Time just to think, reflect, and ponder? Probably never, sadly. But this course, on the 1st July, and which I am really pleased to be chairing, is all about giving you time. To consider where you are now (with service provision for students), and to think critically about what you would like your support to look like, in the current, or ‘post’ COVID, era.
Over the past year university staff have been working extremely hard to help their students (and each other) at a difficult time. It has meant spending a lot of time reacting, but, because of pressure, lack of time or energy, there isn’t always the opportunity to reflect, and check what’s working, or what the barriers are to doing things differently, and therefore to be more proactive.
Taking the time to consider this can feel like a luxury of course, one that we don’t really have, but the great thing is that this one day course will allow participants to share their experiences and hear from experts in the HE field. It will cover responses to supporting students in lockdown or those who are isolated and discuss where institutions are focusing their attentions or planning new initiatives.

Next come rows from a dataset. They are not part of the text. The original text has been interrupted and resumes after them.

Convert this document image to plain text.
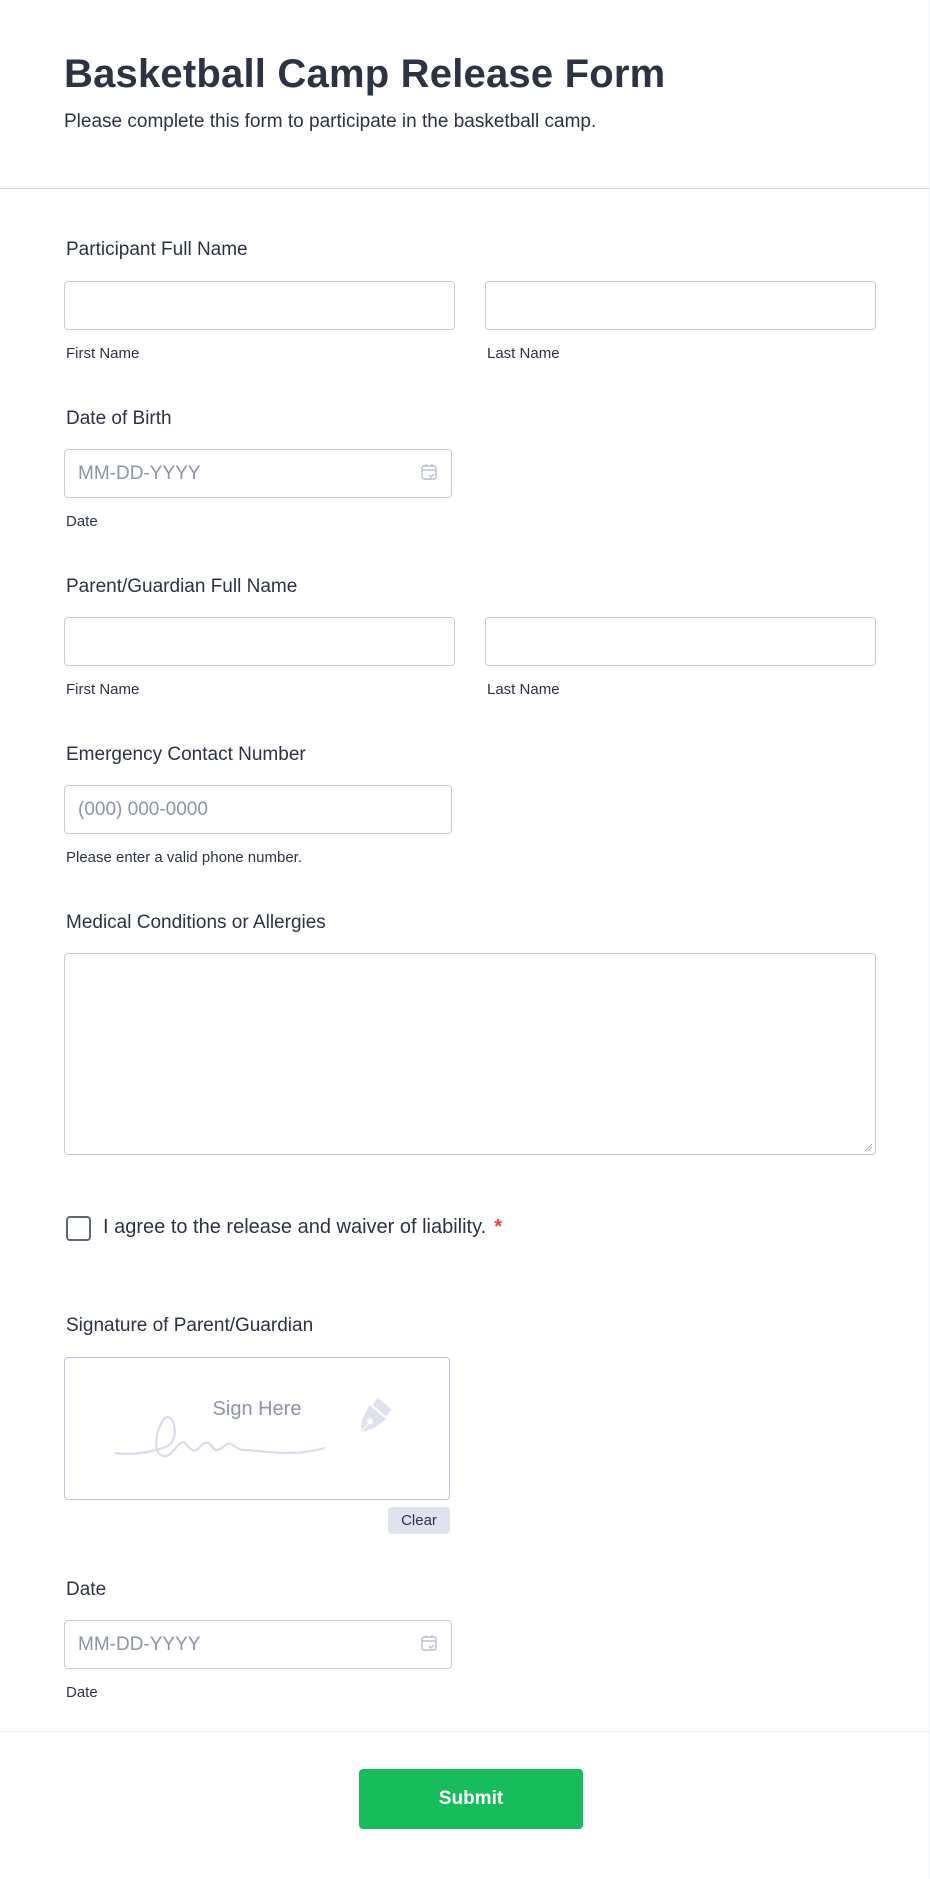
Basketball Camp Release Form

Please complete this form to participate in the basketball camp.

Participant Full Name
First Name	Last Name
Date of Birth
MM-DD-YYYY
Date
Parent/Guardian Full Name
First Name	Last Name
Emergency Contact Number
(000) 000-0000
Please enter a valid phone number.
Medical Conditions or Allergies
I agree to the release and waiver of liability. *
Signature of Parent/Guardian
Sign Here
Clear
Date
MM-DD-YYYY
Date
Submit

The importance of academic staff must not be forgotten of course, as they may often be the only people having occasional remote contact with students (with cameras often ‘off’), trying to meet not only learning needs but keeping an eye on wellbeing. There will be time devoted to discussing this, and again sharing experiences.
Sometimes, despite all our efforts, or because of lack of connection with health or welfare services, students can become very depressed and desperate, so we will also review suicidal thinking, what to watch for and how to respond compassionately. Because whilst suicide has not risen in the UK during the pandemic, suicidal thinking sadly has.
University leaders and managers are undoubtedly between a rock and a hard place, pushing through in extraordinary times, and under huge pressure.
They are balancing the expectations of students (and their families) with the wellbeing of their teams. Many have been taking steps to address the universal uncertainty and anxiety of living with coronavirus, as well as trying to keep people connected, which are both vital for maintaining wellbeing.
In fact the 3 things that have been shown to ‘recession proof’ graduates (to the extent that anyone can be) are; building their social connections (like scaffolding around them), ensuring outstanding careers advice and support beyond graduation, and imbuing them with financial know-how and skills.
We are living in difficult times, a ‘New Abnormal’, and allowing ourselves time to occasionally pause, think and reflect on what we are providing is a crucial part of moving forwards (and ‘building back better’). I hope you are coping with the stresses of the COVID era, and that you will be able to take some time for yourself (not just to think about work or course!) and be kind to yourself. Soon, it will be over. Stay safe.